L'agence devra rechercher l'efficience, comme tous les opérateurs de l'État, mais elle devra aussi répondre à nombre d'autres défis. En tout premier lieu, elle devra poursuivre l'action visant à augmenter l'activité de greffe d'organes, afin de faire face à la pénurie actuelle. Cette action prioritaire passe notamment par un soutien au don de rein par des donneurs vivants. L'objectif fixé pour fin 2016 – réaliser 20 % des greffes de rein à partir de donneurs vivants – devrait être atteint.

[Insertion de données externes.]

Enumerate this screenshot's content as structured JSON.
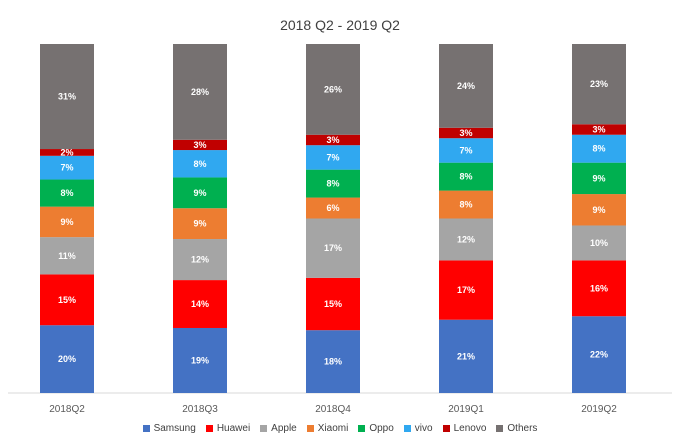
{
  "chart_data": {
    "type": "bar",
    "stacked": true,
    "title": "2018 Q2 - 2019 Q2",
    "categories": [
      "2018Q2",
      "2018Q3",
      "2018Q4",
      "2019Q1",
      "2019Q2"
    ],
    "series": [
      {
        "name": "Samsung",
        "color": "#4472c4",
        "values": [
          20,
          19,
          18,
          21,
          22
        ]
      },
      {
        "name": "Huawei",
        "color": "#ff0000",
        "values": [
          15,
          14,
          15,
          17,
          16
        ]
      },
      {
        "name": "Apple",
        "color": "#a5a5a5",
        "values": [
          11,
          12,
          17,
          12,
          10
        ]
      },
      {
        "name": "Xiaomi",
        "color": "#ed7d31",
        "values": [
          9,
          9,
          6,
          8,
          9
        ]
      },
      {
        "name": "Oppo",
        "color": "#00b050",
        "values": [
          8,
          9,
          8,
          8,
          9
        ]
      },
      {
        "name": "vivo",
        "color": "#30a8f0",
        "values": [
          7,
          8,
          7,
          7,
          8
        ]
      },
      {
        "name": "Lenovo",
        "color": "#c00000",
        "values": [
          2,
          3,
          3,
          3,
          3
        ]
      },
      {
        "name": "Others",
        "color": "#767171",
        "values": [
          31,
          28,
          26,
          24,
          23
        ]
      }
    ],
    "value_suffix": "%",
    "legend_position": "bottom",
    "grid": false
  }
}
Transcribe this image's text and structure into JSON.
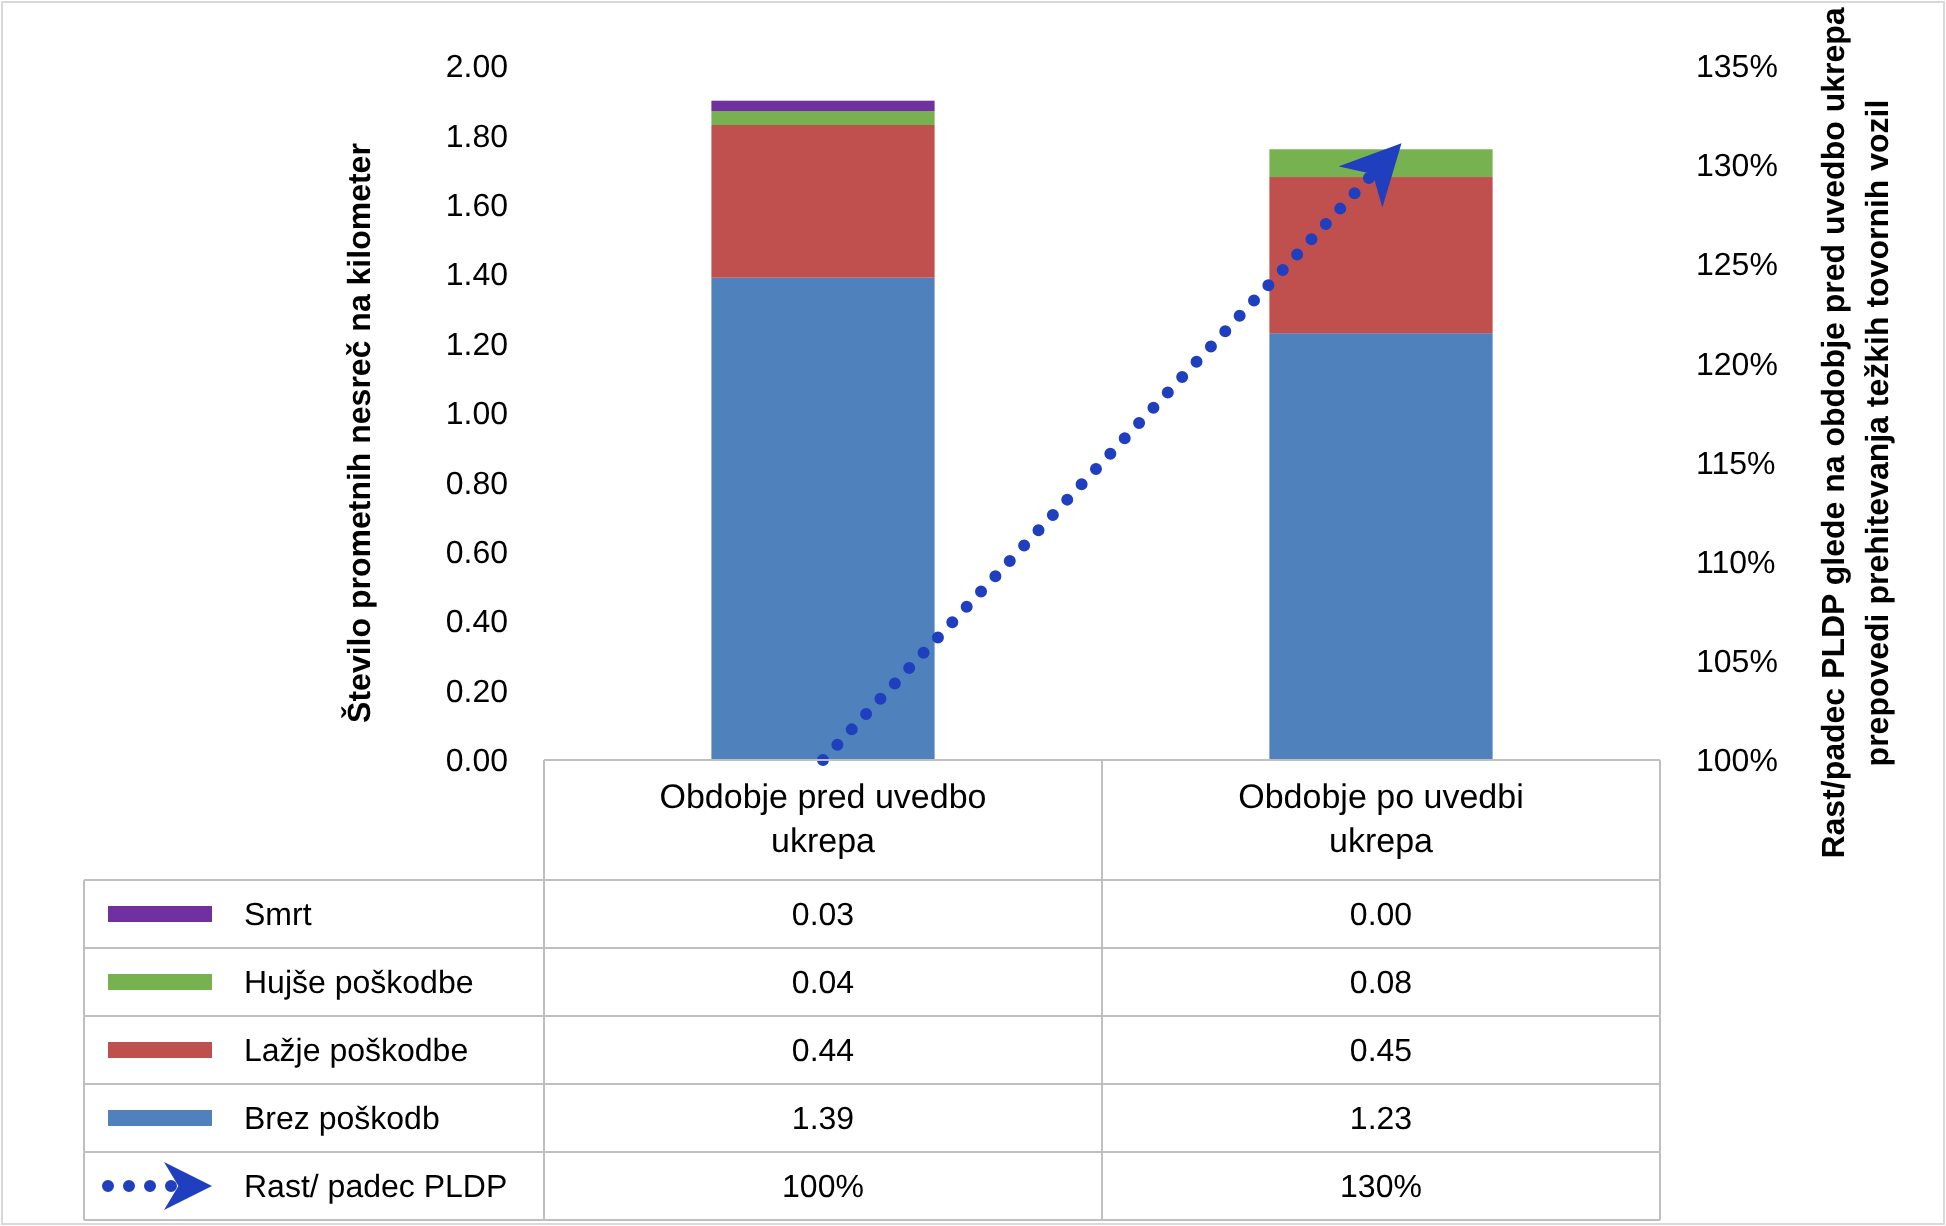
{
  "chart_data": {
    "type": "bar",
    "stacked": true,
    "ylabel": "Število prometnih nesreč na kilometer",
    "y2label": "Rast/padec PLDP glede na obdobje pred uvedbo ukrepa prepovedi prehitevanja težkih tovornih vozil",
    "categories": [
      "Obdobje pred uvedbo ukrepa",
      "Obdobje po uvedbi ukrepa"
    ],
    "ylim": [
      0,
      2
    ],
    "yticks": [
      {
        "value": 0,
        "label": "0.00"
      },
      {
        "value": 0.2,
        "label": "0.20"
      },
      {
        "value": 0.4,
        "label": "0.40"
      },
      {
        "value": 0.6,
        "label": "0.60"
      },
      {
        "value": 0.8,
        "label": "0.80"
      },
      {
        "value": 1,
        "label": "1.00"
      },
      {
        "value": 1.2,
        "label": "1.20"
      },
      {
        "value": 1.4,
        "label": "1.40"
      },
      {
        "value": 1.6,
        "label": "1.60"
      },
      {
        "value": 1.8,
        "label": "1.80"
      },
      {
        "value": 2,
        "label": "2.00"
      }
    ],
    "y2lim": [
      100,
      135
    ],
    "y2ticks": [
      {
        "value": 100,
        "label": "100%"
      },
      {
        "value": 105,
        "label": "105%"
      },
      {
        "value": 110,
        "label": "110%"
      },
      {
        "value": 115,
        "label": "115%"
      },
      {
        "value": 120,
        "label": "120%"
      },
      {
        "value": 125,
        "label": "125%"
      },
      {
        "value": 130,
        "label": "130%"
      },
      {
        "value": 135,
        "label": "135%"
      }
    ],
    "legend": "bottom",
    "series": [
      {
        "name": "Brez poškodb",
        "color": "#4f81bd",
        "values": [
          1.39,
          1.23
        ],
        "value_labels": [
          "1.39",
          "1.23"
        ]
      },
      {
        "name": "Lažje poškodbe",
        "color": "#c0504d",
        "values": [
          0.44,
          0.45
        ],
        "value_labels": [
          "0.44",
          "0.45"
        ]
      },
      {
        "name": "Hujše poškodbe",
        "color": "#77b150",
        "values": [
          0.04,
          0.08
        ],
        "value_labels": [
          "0.04",
          "0.08"
        ]
      },
      {
        "name": "Smrt",
        "color": "#7030a0",
        "values": [
          0.03,
          0.0
        ],
        "value_labels": [
          "0.03",
          "0.00"
        ]
      },
      {
        "name": "Rast/ padec PLDP",
        "type": "line",
        "axis": "y2",
        "color": "#1f3fbf",
        "line_style": "dotted",
        "values": [
          100,
          130
        ],
        "value_labels": [
          "100%",
          "130%"
        ]
      }
    ]
  }
}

L'augmentation de l'activité de greffe se fera également en permettant le développement des prélèvements sur des personnes décédées. Une attention particulière sera portée aux prélèvements de donneurs décédés de catégorie dite Maastricht 3, c'est-à-dire dont la mort a été provoquée par un arrêt circulatoire contrôlé après arrêt des thérapeutiques actives. L'Agence de la biomédecine encadre de manière très rigoureuse ces prélèvements, qui se mettent progressivement en place, afin d'assurer l'étanchéité complète entre les procédures de fin de vie et les procédures de prélèvement. Une première convention a été signée avec le centre hospitalier d'Annecy en 2014. Deux autres conventions viennent d'être signées, l'une avec le groupe hospitalier universitaire Pitié-Salpêtrière, et l'autre avec le centre hospitalier universitaire de Nantes.

En deuxième lieu, l'Agence de la biomédecine devra poursuivre son action en faveur de la greffe de cellules souches hématopoïétiques. Les objectifs de l'agence concernant le nombre de donneurs volontaires et d'unités de sang placentaire sur les registres nationaux ont été atteints. Il faut maintenant veiller à la pérennisation, au renouvellement et à l'amélioration qualitative de ces registres. Il faudra aussi assurer le financement pérenne des maternités préleveuses de sang placentaire puisque la prise en charge ne sera plus assurée par le Plan cancer.

En troisième lieu, l'Agence de la biomédecine devra organiser et mettre en oeuvre les nouvelles compétences et missions qui lui seront confiées. Le projet de loi sur la santé prévoit ainsi de lui donner, en matière de biovigilance pour les activités de prélèvements et de greffes, une compétence exercée par l'Agence nationale de sécurité du médicament et des produits de santé (ANSM).

Enfin, en cas de besoin, l'agence apportera son concours aux travaux sur le bilan de la loi de bioéthique, et à la préparation des états généraux de bioéthique avant le réexamen de la loi.

Pour conclure, vous voyez que mon activité hospitalo-universitaire a toujours été très liée aux champs d'action de l'Agence de la biomédecine, ce qui explique ma motivation à y poursuivre mon activité et y apporter mes compétences. Exercer la fonction de présidente du conseil d'administration m'apporterait une dimension supplémentaire de relations avec des personnes d'horizons très différents de mon monde hospitalo-universitaire, dans des domaines qui m'ont passionnée dès le début de mon métier de médecin.